After being released from Ethiopia, he landed in conflict-torn South Sudan instead of Kenya.
He told how he was robbed, beaten up and briefly jailed as he fell seriously ill from malaria and sepsis.
But Kirk has vowed to find and repair his wrecked single-engine 1943 Piper Club, which lost its propeller and one of its legs in the emergency landing.
“One way or another, I am in a bit of a jam,” he told the British press last weekend from a hotel in the capital city of Juba, where he was taken under military escort.
Sam Rutherford, the rally organiser, said the event had been a huge success, but admitted “I’ll breathe a massive sigh of relief when we get to Cape Town.”
The planes are mostly open to the elements and have only basic navigation and safety equipment — demanding high skills from the often elderly pilots who have landed in tight spots including on the edge of the Ngorongoro crater in Tanzania.

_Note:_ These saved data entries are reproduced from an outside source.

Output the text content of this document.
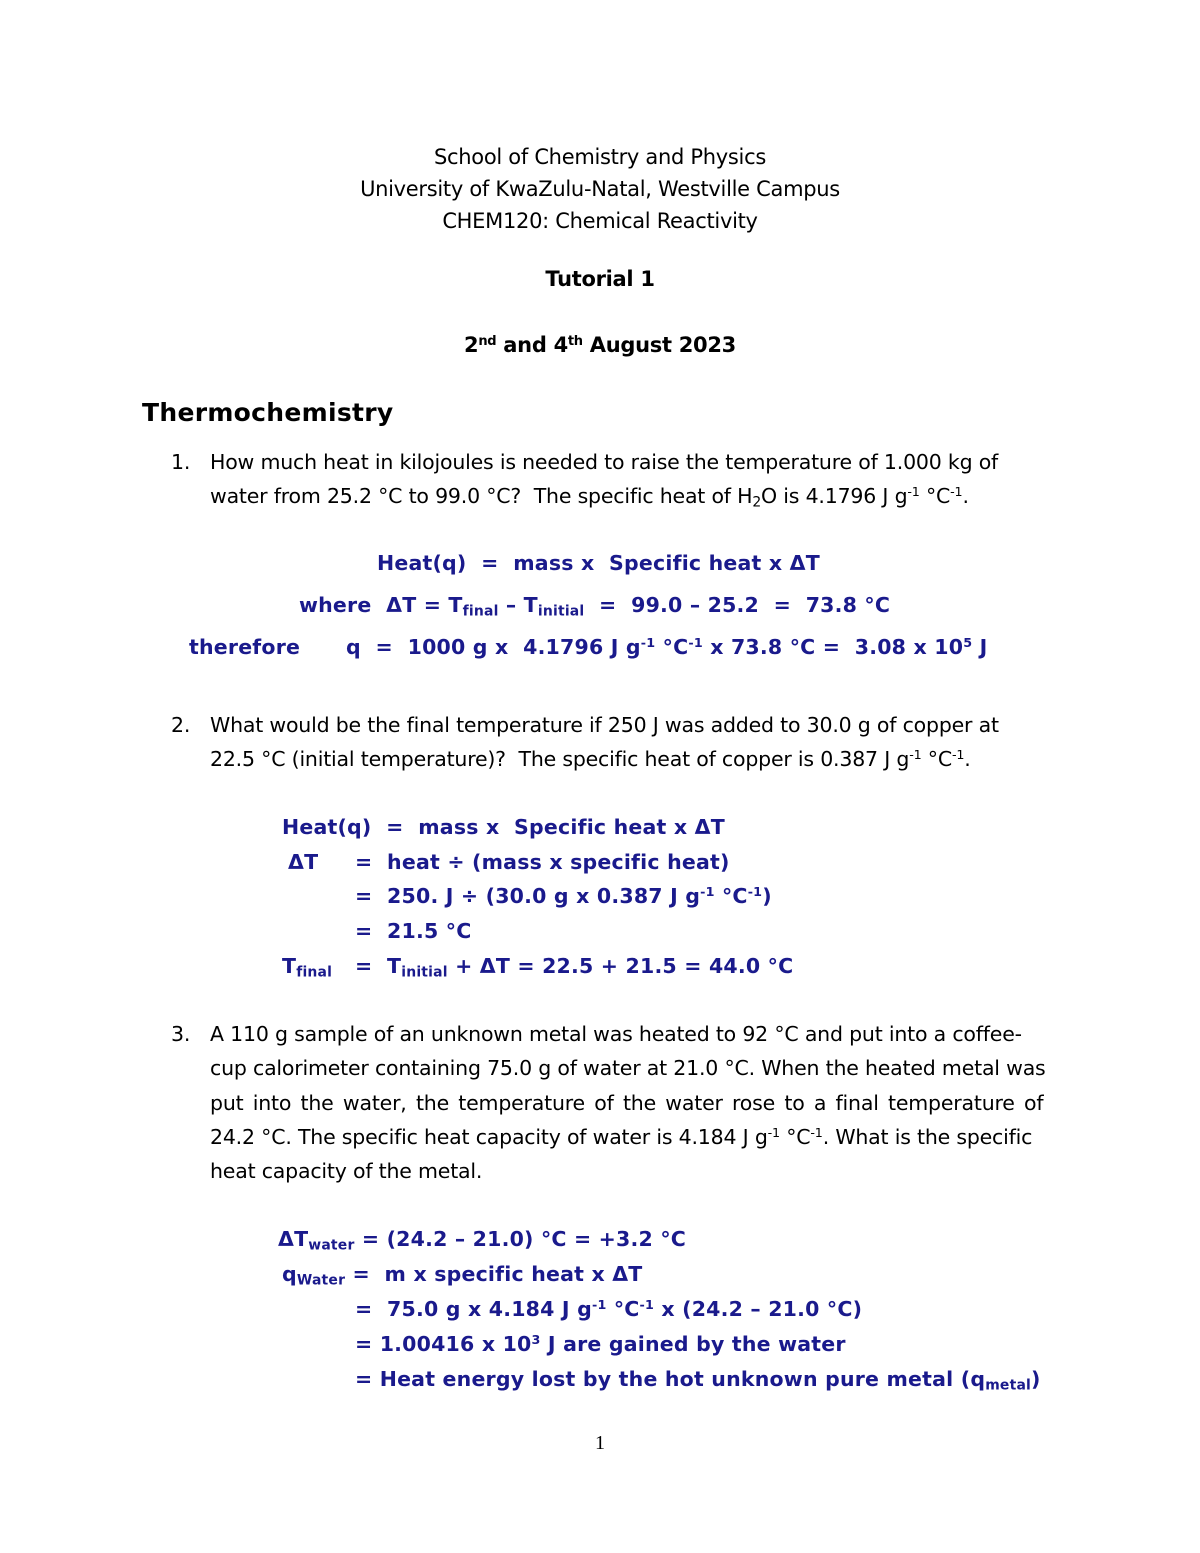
School of Chemistry and Physics
University of KwaZulu-Natal, Westville Campus
CHEM120: Chemical Reactivity
Tutorial 1
2nd and 4th August 2023
Thermochemistry
1. How much heat in kilojoules is needed to raise the temperature of 1.000 kg of
water from 25.2 °C to 99.0 °C?  The specific heat of $H_2O$ is 4.1796 J $g^{-1}$ $^\circ C^{-1}$.
Heat(q)  =  mass x  Specific heat x ΔT
where  $\Delta T = T_{final} - T_{initial} = 99.0 - 25.2 = 73.8$ °C
therefore q  =  1000 g x  4.1796 J $g^{-1}$ $^\circ C^{-1}$ x 73.8 °C =  3.08 x $10^5$ J
2. What would be the final temperature if 250 J was added to 30.0 g of copper at
22.5 °C (initial temperature)?  The specific heat of copper is 0.387 J $g^{-1}$ $^\circ C^{-1}$.
Heat(q)  =  mass x  Specific heat x ΔT
ΔT =  heat ÷ (mass x specific heat)
=  250. J ÷ (30.0 g x 0.387 J $g^{-1}$ $^\circ C^{-1}$)
=  21.5 °C
$T_{final} = T_{initial} + \Delta T = 22.5 + 21.5 = 44.0$ °C
3. A 110 g sample of an unknown metal was heated to 92 °C and put into a coffee-
cup calorimeter containing 75.0 g of water at 21.0 °C. When the heated metal was
put into the water, the temperature of the water rose to a final temperature of
24.2 °C. The specific heat capacity of water is 4.184 J $g^{-1}$ $^\circ C^{-1}$. What is the specific
heat capacity of the metal.
$\Delta T_{water} = (24.2 - 21.0) ^\circ C = +3.2$ °C
$q_{Water} = m$ x specific heat x ΔT
=  75.0 g x 4.184 J $g^{-1}$ $^\circ C^{-1}$ x (24.2 – 21.0 °C)
= 1.00416 x $10^3$ J are gained by the water
= Heat energy lost by the hot unknown pure metal $(q_{metal})$
1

“With an open cockpit, you become one with the environment,” said Ingo Presser, 72, from Germany, his eyes shining with excitement after landing his 1936 Bucker Bu-131 at Baragwanath.
“You know immediatly when the plane is flying perfectly and when there is a problem, you feel it.”
– ‘The smell of oil’ –
Presser spent 36 years flying modern planes equipped with modern technology, but said he loves the smell of oil splashing on his goggles and the challenge of navigating by map.
“(In my career) I used to fly an Airbus in the morning and fly this one the afternoon, just for the pleasure of flying,” he said.
For American Keith Kossuth, the journey has been full of testing moments as he had little experience of his plane — but he was determined to complete the rally.
“I just got the plane, but I’ve been dreaming of having it for over 12 years,” said Kossuth, who confessed that his specialism is actually old motorcycles rather than old planes.
“I did four landings with the guy that owned the plane and then four landings by myself and then it was ‘OK, there you go’.
“I was too confident,” he said, recalling how his plane had gone into a downwards spin near Zanzibar before he just got it back under control.
Oppegard flew in the “Vintage Air Rally” with her husband Nicholas — a former commercial pilot — in an eight-cylinder Travel Air 4000 plane built in 1928.
Nicholas Oppegard said the journey was the highlight of his life spent in the air, and that the experience that produced a strong bond among the intrepid participants.
“We didn’t know each other and there we were heading together to do the greatest odyssey of our lives… honouring the guys who opened up the skies of Africa to the world,” he said.
“This is a joy, this is a privilege (and) if along the way we could inspire one child to look up and say the sky is not the limit then it’s been worth this trip.”